"Separarsi si, ma senza farsi male". Questo è il filo conduttore che mi accompagna quando nel mio studio si rivolgono i coniugi per separarsi.

Spiego loro che la separazione è sì un atto doloroso della vita che non significa però fallimento, distruzione, ma un cambio di vita determinato dal venir meno di quell'affectio coniugalis che un tempo li legava. Se è vero che la separazione è dolorosa, lo è ancor di più vivere in una famiglia infelice, conflittuale, scombinata,  sofferente … in una famiglia in apparenza integra, ma in realtà separata.

Viviamo in una società in continuo cambiamento; infatti il concetto tradizionale di famiglia si accompagna attualmente ad un concetto di famiglia allargato, direi trasformato che include unioni anche dello stesso sesso, legalizzate in vari Stati. Di conseguenza anche il diritto di famiglia ha dovuto adeguarsi ai tempi, anche se nel nostro ordinamento giuridico non è ancora prevista alcuna normativa in merito.

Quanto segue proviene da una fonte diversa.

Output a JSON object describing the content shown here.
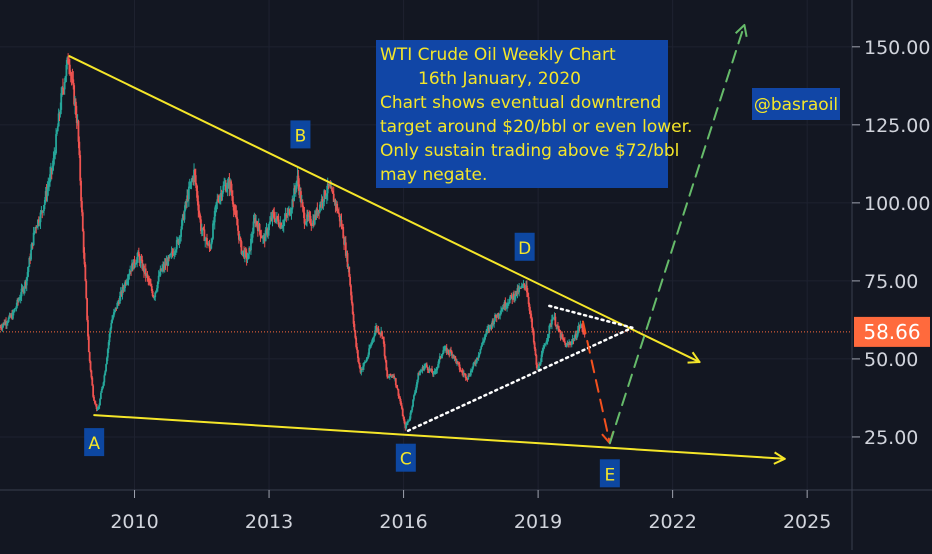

Molti mi chiedono che penso del matrimonio. Rispondo: "Credo nell'amore, nella famiglia … finchè dura". Quando purtroppo si giunge al capolinea dell'amore penso che la soluzione migliore sia quella di prendere strade diverse nel reciproco rispetto, senza farsi del male. E quando ci sono figli? La situazione diventa più difficile da gestire perché maggiori sono le responsabilità. E' proprio in questo momento che entra in gioco il ruolo del buon avvocato. Consiglio di nascondere il malumore, cerco, tento di farli ragionare civilmente precisando che al primo posto vengono i figli. Prospetto loro che la soluzione migliore, in assenza di conflitto, è quella di mantenere inalterato l'ambiente in cui i figli hanno vissuto operando, se la casa coniugale lo permette, una divisione in modo da ricavarne due unità abitative (cosiddetto "nesting": ossia la conservazione del nido). In questo modo la casa in cui la famiglia ha vissuto viene conservata, non viene venduta, né svuotata dei ricordi della vita passata.  E ancora, il coniuge non collocatario ha la possibilità di stare più vicino ai figli. Ma a trarre maggior vantaggio da questa soluzione sono i figli i quali continuano a mantenere i loro ritmi di vita e cioè la scuola, gli amici, gli svaghi … ciò per evitare agli stessi quel malessere psico - fisico che può derivare da un inaspettato cambiamento dello stile di vita.

E' bene quindi trovare un accordo e non utilizzare i figli come oggetti, come ricatto, ma comportarsi sempre civilmente per evitare che soffrano.

Spiego, ancora, che "separazione" non significa necessariamente la fine della famiglia perché, nonostante le vite si dividano, è possibile mantenere un sincero affetto reciproco partecipando - ad esempio - entrambi agli eventi più importanti della vita dei figli anche se, nella maggior parte dei casi, è difficile ottenere questo, infatti separarsi diventa una guerra per molti, sia dal lato affettivo che economico.

Nei casi di maggior conflitto anche il mio lavoro diventa più pesante e, in questo caso, accanto all'applicazione della Legge, che è il mio primo punto di riferimento, devo appoggiarmi anche alla tecnica del problem solving cercando di trovare la soluzione migliore. Preciso che la cosa più importante è avere sempre rispetto dell'ex coniuge davanti ai figli; mai parlare male o diffamare. Dico loro: " Ricordatevi siete persone adulte ed è importante comportarsi come tali ".

Così concludo: Separarsi sì, ma senza farsi del male. Al coniuge che si rivolge al mio studio dicendomi " Voglio rovinare il mio ex, punirlo nel peggiore dei modi" con eleganza rispondo " Non si è rivolto allo studio giusto."